When is a prefix a word? When no one wants to say what the root is.

On a dating profile, a person says that they are trans. What information have they conveyed? How is a potential date supposed to interpret this?

The term transsexual is specific. To be born transsexual means to have a congenital defect in which the sex of the body and the sex of the brain (to oversimplify a bit) are out of sync. The cure is to change the hormone balance, surgically alter the sexual characteristics of the body, and allow the person to live as the sex their brain tells them they are. Male to female—straightforward. Female to male—more complicated, but the general idea is the same.

If the term transgender was non-specific, the term trans seems to be even more so. That seems to be why some people like it. They can convey that they are vaguely part of the already vague LGBT while saying almost nothing about themselves. "Trans" seems to mean anyone who is not male-bodied who lives as male in a societally acceptable masculine fashion, or female-bodied who lives as female in a societally acceptable feminine fashion, or anatomically intersexed (intersex, itself an overly broad term, is always separate from trans-anything).

You can't tell the players without a scorecard. In fact, you can't tell the players with a scorecard, because there are so many different scorecards.

People born transsexual, whether pre-op or post-op, whether lesbian, gay, bisexual, or asexual, even those who eschew "normal" gender expression, should avoid the non-word "trans" like the plague. If you were born transsexual, there is no need to obfuscate. And once you have successfully dealt with your birth defect, there is no need for any "trans" word at all.

Sadly, the non-word is everywhere. People who should know better use it and perpetuate the obfuscation, often in the name of some sort of inclusiveness or political correctness. People who do know better use it intentionally to obfuscate. When your purpose is to baffle people with bullshit, to deconstruct reality, to destroy the ability of words to convey specific meaning, then the last thing you want is anyone knowing what you are actually talking about.

Tuesday, February 7, 2012

Addendum: Coming out...

...is overrated. Highly overrated. At least for those born with transsexualism.

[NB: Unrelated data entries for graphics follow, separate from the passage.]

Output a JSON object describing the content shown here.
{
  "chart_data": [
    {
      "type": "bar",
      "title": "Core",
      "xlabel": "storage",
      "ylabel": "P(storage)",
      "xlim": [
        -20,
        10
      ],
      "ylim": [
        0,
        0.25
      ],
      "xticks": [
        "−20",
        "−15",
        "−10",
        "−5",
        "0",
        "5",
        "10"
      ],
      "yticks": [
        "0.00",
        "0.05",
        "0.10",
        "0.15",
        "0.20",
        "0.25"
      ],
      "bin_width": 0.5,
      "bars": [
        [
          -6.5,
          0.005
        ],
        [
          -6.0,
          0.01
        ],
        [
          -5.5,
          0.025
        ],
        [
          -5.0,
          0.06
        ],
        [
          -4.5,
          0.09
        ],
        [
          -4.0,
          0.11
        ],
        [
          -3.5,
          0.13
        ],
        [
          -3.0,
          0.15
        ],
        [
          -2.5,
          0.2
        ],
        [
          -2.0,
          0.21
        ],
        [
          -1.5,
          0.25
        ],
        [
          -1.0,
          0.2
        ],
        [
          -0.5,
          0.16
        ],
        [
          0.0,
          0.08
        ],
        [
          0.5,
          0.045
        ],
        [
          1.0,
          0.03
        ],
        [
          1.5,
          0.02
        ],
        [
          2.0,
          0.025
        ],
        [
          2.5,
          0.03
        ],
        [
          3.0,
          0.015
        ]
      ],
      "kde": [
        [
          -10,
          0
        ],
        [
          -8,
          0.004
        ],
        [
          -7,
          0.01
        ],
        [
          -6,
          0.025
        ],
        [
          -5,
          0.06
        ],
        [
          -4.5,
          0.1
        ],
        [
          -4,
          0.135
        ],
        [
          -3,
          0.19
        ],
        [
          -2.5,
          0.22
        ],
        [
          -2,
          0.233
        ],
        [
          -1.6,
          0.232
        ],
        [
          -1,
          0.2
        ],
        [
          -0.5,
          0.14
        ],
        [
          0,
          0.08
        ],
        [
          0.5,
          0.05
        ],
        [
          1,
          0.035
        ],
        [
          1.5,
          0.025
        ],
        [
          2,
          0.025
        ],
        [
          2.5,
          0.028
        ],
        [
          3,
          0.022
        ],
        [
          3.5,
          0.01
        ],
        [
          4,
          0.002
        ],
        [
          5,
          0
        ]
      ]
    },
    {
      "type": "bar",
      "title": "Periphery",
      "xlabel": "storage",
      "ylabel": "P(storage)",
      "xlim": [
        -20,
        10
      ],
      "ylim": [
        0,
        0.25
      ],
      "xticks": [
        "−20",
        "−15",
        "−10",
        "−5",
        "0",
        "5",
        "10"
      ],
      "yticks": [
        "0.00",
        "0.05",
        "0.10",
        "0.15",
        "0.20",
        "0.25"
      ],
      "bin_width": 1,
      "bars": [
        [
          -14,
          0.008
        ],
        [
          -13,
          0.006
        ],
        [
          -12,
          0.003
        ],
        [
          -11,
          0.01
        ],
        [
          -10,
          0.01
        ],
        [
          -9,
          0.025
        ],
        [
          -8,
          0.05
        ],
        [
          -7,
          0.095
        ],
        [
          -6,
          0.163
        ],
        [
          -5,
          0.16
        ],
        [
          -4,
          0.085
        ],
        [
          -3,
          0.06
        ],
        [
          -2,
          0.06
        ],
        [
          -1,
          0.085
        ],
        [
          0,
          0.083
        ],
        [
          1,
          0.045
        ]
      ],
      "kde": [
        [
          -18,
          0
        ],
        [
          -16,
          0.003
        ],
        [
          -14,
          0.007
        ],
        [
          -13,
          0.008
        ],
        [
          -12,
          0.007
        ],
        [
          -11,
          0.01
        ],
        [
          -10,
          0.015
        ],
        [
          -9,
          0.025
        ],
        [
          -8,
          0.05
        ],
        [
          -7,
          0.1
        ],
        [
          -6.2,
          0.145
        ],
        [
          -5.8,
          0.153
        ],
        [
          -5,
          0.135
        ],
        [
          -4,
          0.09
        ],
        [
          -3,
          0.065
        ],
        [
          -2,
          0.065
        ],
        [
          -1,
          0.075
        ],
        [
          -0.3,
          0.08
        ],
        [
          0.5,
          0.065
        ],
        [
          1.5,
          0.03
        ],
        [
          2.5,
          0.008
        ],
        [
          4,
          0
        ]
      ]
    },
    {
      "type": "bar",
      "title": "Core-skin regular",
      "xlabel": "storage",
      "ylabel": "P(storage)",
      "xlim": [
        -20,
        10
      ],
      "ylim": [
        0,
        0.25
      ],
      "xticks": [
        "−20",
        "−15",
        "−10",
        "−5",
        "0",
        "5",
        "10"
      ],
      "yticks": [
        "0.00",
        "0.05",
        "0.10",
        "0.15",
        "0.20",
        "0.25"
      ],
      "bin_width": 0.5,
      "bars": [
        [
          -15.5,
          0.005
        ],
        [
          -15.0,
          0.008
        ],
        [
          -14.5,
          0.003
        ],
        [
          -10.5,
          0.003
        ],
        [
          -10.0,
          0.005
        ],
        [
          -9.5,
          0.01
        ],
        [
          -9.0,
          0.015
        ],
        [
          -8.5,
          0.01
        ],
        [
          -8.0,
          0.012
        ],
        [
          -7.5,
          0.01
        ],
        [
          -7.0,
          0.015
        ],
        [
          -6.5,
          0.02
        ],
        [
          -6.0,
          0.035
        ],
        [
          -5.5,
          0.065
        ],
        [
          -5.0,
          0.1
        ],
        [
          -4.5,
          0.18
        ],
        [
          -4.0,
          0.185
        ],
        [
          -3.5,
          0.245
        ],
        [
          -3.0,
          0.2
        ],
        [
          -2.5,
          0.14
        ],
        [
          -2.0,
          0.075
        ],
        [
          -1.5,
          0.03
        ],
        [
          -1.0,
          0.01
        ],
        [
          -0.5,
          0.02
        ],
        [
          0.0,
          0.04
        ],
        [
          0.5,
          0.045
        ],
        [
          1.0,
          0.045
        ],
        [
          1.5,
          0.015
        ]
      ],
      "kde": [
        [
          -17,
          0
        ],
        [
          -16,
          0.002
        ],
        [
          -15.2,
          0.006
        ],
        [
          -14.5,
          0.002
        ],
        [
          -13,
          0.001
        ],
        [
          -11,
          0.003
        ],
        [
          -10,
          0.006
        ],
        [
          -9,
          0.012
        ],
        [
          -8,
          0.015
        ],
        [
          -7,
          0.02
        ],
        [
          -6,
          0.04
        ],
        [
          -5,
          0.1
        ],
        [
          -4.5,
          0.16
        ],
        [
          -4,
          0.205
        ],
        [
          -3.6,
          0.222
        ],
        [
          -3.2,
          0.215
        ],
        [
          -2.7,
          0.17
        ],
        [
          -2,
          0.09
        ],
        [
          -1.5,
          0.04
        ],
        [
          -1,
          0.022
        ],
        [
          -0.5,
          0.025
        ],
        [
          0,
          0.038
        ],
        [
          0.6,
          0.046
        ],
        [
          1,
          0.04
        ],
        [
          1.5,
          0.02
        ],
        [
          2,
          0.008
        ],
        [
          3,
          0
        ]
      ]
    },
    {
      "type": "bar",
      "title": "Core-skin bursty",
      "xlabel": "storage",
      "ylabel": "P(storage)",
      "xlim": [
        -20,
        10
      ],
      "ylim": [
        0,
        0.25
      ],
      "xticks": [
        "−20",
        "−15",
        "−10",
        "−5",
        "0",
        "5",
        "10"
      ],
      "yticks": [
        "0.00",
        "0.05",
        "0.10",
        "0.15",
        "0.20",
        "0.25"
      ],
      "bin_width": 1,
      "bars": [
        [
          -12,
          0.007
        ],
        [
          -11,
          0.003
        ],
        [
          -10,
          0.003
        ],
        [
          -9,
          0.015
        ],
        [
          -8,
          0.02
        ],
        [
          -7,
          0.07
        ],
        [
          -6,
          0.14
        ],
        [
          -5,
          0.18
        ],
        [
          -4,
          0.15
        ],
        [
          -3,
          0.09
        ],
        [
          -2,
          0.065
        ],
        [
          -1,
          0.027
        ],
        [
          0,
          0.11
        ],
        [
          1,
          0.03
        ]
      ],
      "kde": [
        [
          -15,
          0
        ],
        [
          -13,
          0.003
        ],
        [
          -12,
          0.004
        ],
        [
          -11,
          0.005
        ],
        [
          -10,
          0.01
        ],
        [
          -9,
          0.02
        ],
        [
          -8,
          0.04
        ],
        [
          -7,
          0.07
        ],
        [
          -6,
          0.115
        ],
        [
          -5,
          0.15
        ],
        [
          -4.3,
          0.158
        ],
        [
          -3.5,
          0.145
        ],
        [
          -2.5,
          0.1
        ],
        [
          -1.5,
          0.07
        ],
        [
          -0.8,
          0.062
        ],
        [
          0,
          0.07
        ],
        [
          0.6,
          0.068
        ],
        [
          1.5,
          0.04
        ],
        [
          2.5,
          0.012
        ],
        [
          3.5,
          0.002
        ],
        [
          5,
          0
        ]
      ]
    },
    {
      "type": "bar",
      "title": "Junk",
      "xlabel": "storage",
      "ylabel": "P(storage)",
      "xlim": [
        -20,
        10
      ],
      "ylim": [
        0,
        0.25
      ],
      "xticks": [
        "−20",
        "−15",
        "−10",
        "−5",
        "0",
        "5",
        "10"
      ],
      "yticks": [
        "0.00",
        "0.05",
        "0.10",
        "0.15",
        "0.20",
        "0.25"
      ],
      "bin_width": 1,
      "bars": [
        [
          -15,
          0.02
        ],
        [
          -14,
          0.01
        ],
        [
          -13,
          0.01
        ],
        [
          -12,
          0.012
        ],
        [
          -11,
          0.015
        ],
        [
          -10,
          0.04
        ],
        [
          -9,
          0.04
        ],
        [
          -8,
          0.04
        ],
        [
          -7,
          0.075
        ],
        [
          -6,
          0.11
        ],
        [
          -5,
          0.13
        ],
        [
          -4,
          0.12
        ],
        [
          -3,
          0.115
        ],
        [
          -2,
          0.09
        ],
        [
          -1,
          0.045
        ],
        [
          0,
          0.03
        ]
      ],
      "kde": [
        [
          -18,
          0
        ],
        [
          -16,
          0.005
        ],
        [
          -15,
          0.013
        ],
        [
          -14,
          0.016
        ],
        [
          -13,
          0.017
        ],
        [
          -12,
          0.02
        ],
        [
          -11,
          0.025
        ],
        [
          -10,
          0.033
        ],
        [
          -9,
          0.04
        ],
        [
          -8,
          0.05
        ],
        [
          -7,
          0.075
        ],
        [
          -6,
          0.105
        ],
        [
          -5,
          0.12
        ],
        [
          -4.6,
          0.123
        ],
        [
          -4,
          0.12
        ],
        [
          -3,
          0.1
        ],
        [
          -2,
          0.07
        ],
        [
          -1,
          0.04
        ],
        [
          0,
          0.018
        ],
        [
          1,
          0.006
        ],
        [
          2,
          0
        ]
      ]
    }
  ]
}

If you were born transsexual but have not yet begun sex change, you probably want to tell very few if any people. If you tell people you are "transgender" or even "transsexual" but nothing about you is different, most people will just be confused. Keep in mind that how you "identify" is entirely inside you. Save that sort of thing for an anonymous blog or someone who you are reasonably sure will care and be understanding.

Once you start your sex change in earnest, at some point you have to tell people. It's a necessary evil. I can only imagine what it must be like to watch someone go through all that awkwardness. Gender activists like making people uncomfortable. I don't. In hindsight, I think it would have been better to disappear for a while and return fully fledged. That time was difficult for everyone. The more quickly and painlessly it gets done, the better.

When we determine our course of action, it's normal to be enthusiastic. What we experience is no less than liberation! And unfortunately, along with that enthusiasm usually comes a certain amount of immaturity and a loss of discretion. It's similar to what happens to new converts to a religion. They can't stop themselves from sharing, and they ignore the eyerolls (actual or mental) they encounter from the unconverted.

We regress for a bit so we can grow up again. Later on, most likely, we will be embarrassed by how we acted earlier, and we will wish we had been a bit less eager to share. Everyone has to grow up. It's just too bad that some of us have to do it when people think we are already adults and expect us to act that way.

If you're some kind of gender-variant rather than transsexual, by all means come out and challenge the people around you. Educate them on all your gender theories and deconstruction of stuff that people take for granted. But if you're transsexual and you're changing sex, try to limit the damage. Unless you plan to move away and go deep stealth, you're going to have to continue to live with these people.